Bortezomib (originally PS-341 and marketed as Velcade by Millennium Pharmaceuticals) is the first therapeutic proteasome inhibitor to be tested in humans. It is approved in the U.S. for treating relapsed multiple myeloma and mantle cell lymphoma. In multiple myeloma, complete clinical responses have been obtained in patients with otherwise refractory or rapidly advancing disease.
Antineoplastic Agents Antineoplastic and Immunomodulating Agents Cytochrome P-450 CYP1A2 Inhibitors Cytochrome P-450 CYP2C9 Inhibitors Cytochrome P-450 CYP1A2 Inducers Cytochrome P-450 CYP2C8 Inhibitors Cytochrome P-450 CYP2C9 Inducers Cytochrome P-450 CYP2C19 Inducers Cytochrome P-450 CYP2C8 Inducers CYP2D6 Inducers CYP2D6 Inducers (strong) CYP3A4 Inhibitors
Bortezomib 2 MG
For treatment of multiple myeloma in patients who have not been successfully treated with at least two previous therapies.
Bortezomib is a drug that inhibits the mammalian 26S proteasome. The ubiquitin-proteasome pathway plays an essential role in regulating the intracellular concentration of specific proteins, thereby maintaining homeostasis within cells. Inhibition of the 26S proteasome prevents this targeted proteolysis, which can affect multiple signaling cascades within the cell. This disruption of normal homeostatic mechanisms can lead to cell death. Experiments have demonstrated that bortezomib is cytotoxic to a variety of cancer cell types in vitro. Bortezomib causes a delay in tumor growth in vivo in nonclinical tumor models, including multiple myeloma. Tumor cells, that is, rapidly dividing cells, appear to be more sensitive to proteasome inhibition.
Bortezomib is a reversible inhibitor of the chymotrypsin-like activity of the 26S proteasome in mammalian cells. The 26S proteasome is a large protein complex that degrades ubiquitinated proteins. The active site of the proteasome has chymotrypsin-like, trypsin-like, and postglutamyl peptide hydrolysis activity. The 26S proteasome degrades various proteins critical to cancer cell survival, such as cyclins, tumor suppressors, BCL-2, and cyclin-dependent kinase inhibitors. Inhibition of these degradations sensitizes cells to apoptosis. Bortezomib is a potent inhibitor of 26S proteasome, which sensitizes activity in dividing multiple myeloma and leukemic cells, thus inducing apoptosis. In addition, bortezomib appears to increase the sensitivity of cancer cells to traditional anticancer agents (e.g., gemcitabine, cisplatin, paclitaxel, irinotecan, and radiation).
In vitro studies with human liver microsomes and human cDNA-expressed cytochrome P450 isozymes indicate that bortezomib is primarily oxidatively metabolized via cytochrome P450 enzymes 3A4, 2C19, and 1A2, while bortezomib metabolism by CYP 2D6 and 2C9 enzymes is minor. The major metabolic pathway is deboronation to form 2 deboronated metabolites that subsequently undergo hydroxylation to several metabolites which are inactive as 26S proteasome inhibitors.
The pathways of elimination of bortezomib have not been characterized in humans.
The mean elimination half-life of bortezomib after first dose ranged from 9 to 15 hours at doses ranging from 1.45 to 2.00 mg/m2 in patients with advanced malignancies.
Cardiovascular safety pharmacology studies in monkeys show that lethal IV doses are associated with decreases in blood pressure, increases in heart rate, increases in contractility, and ultimately terminal hypotension.

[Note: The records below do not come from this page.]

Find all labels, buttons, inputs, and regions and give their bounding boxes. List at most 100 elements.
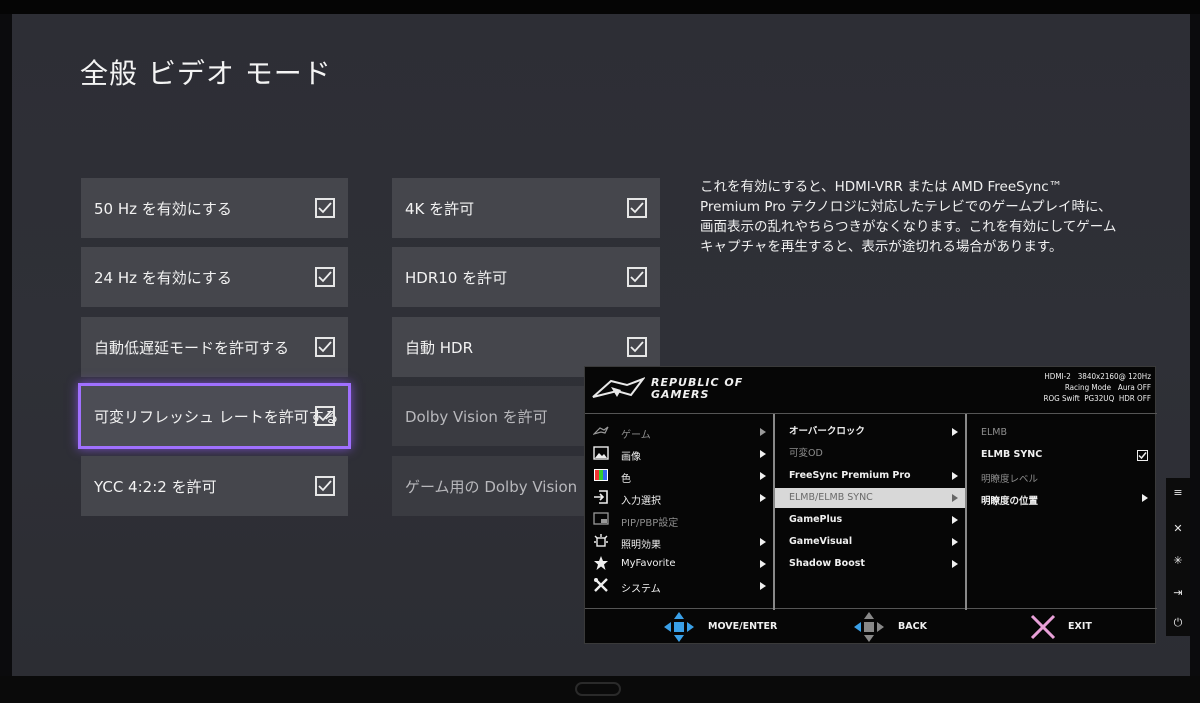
osd-submenu-gamevisual[interactable]: GameVisual [775,532,965,552]
option-label: 自動低遅延モードを許可する [94,338,290,357]
submenu-arrow-icon [952,538,958,546]
option-allow-vrr[interactable]: 可変リフレッシュ レートを許可する [78,383,351,449]
dpad-back-icon [854,612,884,642]
menu-label: 色 [621,474,631,485]
osd-option-elmb-sync[interactable]: ELMB SYNC [981,449,1042,460]
checkbox-checked[interactable] [315,337,335,357]
option-enable-50hz[interactable]: 50 Hz を有効にする [81,178,348,238]
osd-option-elmb[interactable]: ELMB [981,427,1007,438]
rog-brand: REPUBLIC OF GAMERS [651,377,743,401]
checkbox-checked[interactable] [627,337,647,357]
option-allow-ycc422[interactable]: YCC 4:2:2 を許可 [81,456,348,516]
option-label: ゲーム用の Dolby Vision [405,477,578,496]
model-name: PG32UQ [1084,394,1115,403]
menu-label: ELMB SYNC [981,449,1043,460]
checkbox-checked[interactable] [315,406,335,426]
input-icon [594,490,608,504]
tools-icon [594,578,608,592]
menu-label: ELMB/ELMB SYNC [789,492,873,503]
osd-submenu-shadow-boost[interactable]: Shadow Boost [775,554,965,574]
submenu-arrow-icon [1142,494,1148,502]
lighting-icon [594,534,608,547]
color-icon [594,469,608,481]
rog-eye-icon [592,377,645,398]
option-label: 24 Hz を有効にする [94,268,232,287]
monitor-osd-menu: REPUBLIC OF GAMERS HDMI-2 3840x2160@ 120… [584,366,1157,645]
osd-submenu-freesync[interactable]: FreeSync Premium Pro [775,466,965,486]
menu-label: Shadow Boost [789,558,865,569]
option-label: 4K を許可 [405,199,475,218]
submenu-arrow-icon [952,494,958,502]
osd-submenu-variable-od[interactable]: 可変OD [775,444,965,464]
menu-label: ELMB [981,427,1008,438]
close-icon[interactable]: ✕ [1166,516,1190,542]
aura-status: Aura OFF [1117,383,1151,392]
menu-label: 画像 [621,452,641,463]
submenu-arrow-icon [760,494,766,502]
description-line: Premium Pro テクノロジに対応したテレビでのゲームプレイ時に、 [700,199,1112,215]
page-title: 全般 ビデオ モード [80,57,332,90]
brightness-icon[interactable]: ✳ [1166,548,1190,574]
option-label: HDR10 を許可 [405,268,508,287]
checkbox-checked[interactable] [315,267,335,287]
input-source-icon[interactable]: ⇥ [1166,580,1190,606]
option-label: YCC 4:2:2 を許可 [94,477,217,496]
submenu-arrow-icon [760,538,766,546]
monitor-bezel-bottom [0,676,1200,703]
checkbox-checked[interactable] [627,198,647,218]
osd-header: REPUBLIC OF GAMERS HDMI-2 3840x2160@ 120… [585,367,1157,413]
osd-submenu-gameplus[interactable]: GamePlus [775,510,965,530]
menu-label: GamePlus [789,514,843,525]
model-line: ROG Swift [1043,394,1080,403]
checkbox-checked[interactable] [315,476,335,496]
osd-option-clarity-level[interactable]: 明瞭度レベル [981,471,1038,485]
menu-label: PIP/PBP設定 [621,518,679,529]
osd-footer: MOVE/ENTER BACK EXIT [585,609,1157,645]
star-icon [594,556,608,570]
menu-label: 入力選択 [621,496,661,507]
checked-box-icon [1137,450,1148,461]
description-line: キャプチャを再生すると、表示が途切れる場合があります。 [700,239,1063,255]
submenu-arrow-icon [952,560,958,568]
option-label: 50 Hz を有効にする [94,199,232,218]
menu-label: FreeSync Premium Pro [789,470,911,481]
option-label: 可変リフレッシュ レートを許可する [94,407,339,426]
rog-logo-icon [575,682,621,696]
option-allow-4k[interactable]: 4K を許可 [392,178,660,238]
menu-label: MyFavorite [621,558,676,569]
option-enable-24hz[interactable]: 24 Hz を有効にする [81,247,348,307]
hdr-status: HDR OFF [1118,394,1151,403]
menu-label: 明瞭度の位置 [981,496,1039,507]
menu-label: 可変OD [789,448,823,459]
monitor-side-buttons: ≡ ✕ ✳ ⇥ ⏻ [1166,478,1190,636]
move-enter-label: MOVE/ENTER [708,621,778,632]
back-label: BACK [898,621,927,632]
osd-body: ゲーム 画像 色 入力選択 PIP/PBP設定 照明効果 MyFavorite … [585,413,1157,610]
submenu-arrow-icon [952,428,958,436]
submenu-arrow-icon [760,450,766,458]
checkbox-checked[interactable] [627,267,647,287]
checkbox-checked[interactable] [315,198,335,218]
power-icon[interactable]: ⏻ [1166,610,1190,636]
monitor-bezel-top [0,0,1200,14]
osd-option-clarity-position[interactable]: 明瞭度の位置 [981,493,1038,507]
submenu-arrow-icon [760,560,766,568]
option-label: Dolby Vision を許可 [405,407,548,426]
menu-label: ゲーム [621,430,651,441]
osd-submenu-elmb[interactable]: ELMB/ELMB SYNC [775,488,965,508]
exit-label: EXIT [1068,621,1092,632]
brand-line: GAMERS [651,388,710,401]
column-divider [965,414,967,610]
osd-submenu-overclock[interactable]: オーバークロック [775,422,965,442]
option-allow-hdr10[interactable]: HDR10 を許可 [392,247,660,307]
description-line: 画面表示の乱れやちらつきがなくなります。これを有効にしてゲーム [700,219,1117,235]
menu-label: システム [621,584,661,595]
submenu-arrow-icon [952,472,958,480]
option-allow-allm[interactable]: 自動低遅延モードを許可する [81,317,348,377]
menu-label: GameVisual [789,536,853,547]
description-line: これを有効にすると、HDMI-VRR または AMD FreeSync™ [700,179,1063,195]
pip-icon [593,512,609,525]
gamepad-icon [593,426,609,435]
menu-lines-icon[interactable]: ≡ [1166,480,1190,506]
option-description: これを有効にすると、HDMI-VRR または AMD FreeSync™ Pre… [700,177,1130,257]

In monkeys, doses of 3.0 mg/m2 and greater (approximately twice the recommended clinical dose) resulted in progressive hypotension starting at 1 hour and progressing to death by 12 to 14 hours following drug administration.
Citrus fruits - Patients should avoid taking extra vitamin C (ascorbic acid) supplements and vitamin C-containing multi-vitamins during their bortezomib therapy. Ascorbic Acid may diminish the therapeutic effect of Bortezomib. Green Tea - Green Tea may diminish the antineoplastic effect of Bortezomib. Avoid concurrent use of green tea extract and other green tea products during treatment with bortezomib.
Anemia, low white blood cell count, and low platelet count. Blurred eyesight. Use care when driving or doing other tasks that call for clear eyesight. Feeling dizzy. Rise slowly over a few minutes when sitting or lying down. Be careful climbing. Upset stomach or throwing up. Many small meals, good mouth care, sucking hard, sugar-free candy, or chewing sugar-free gum may help. Hard stools (constipation). Drinking more liquids, working out, or adding fiber to your diet may help. Talk with your doctor about a stool softener or laxative. Loose stools (diarrhea). Low blood pressure. Anemia. Viral infection. Fever. Feeling tired or weak. Numbness and tingling. Muscle pain. Headache.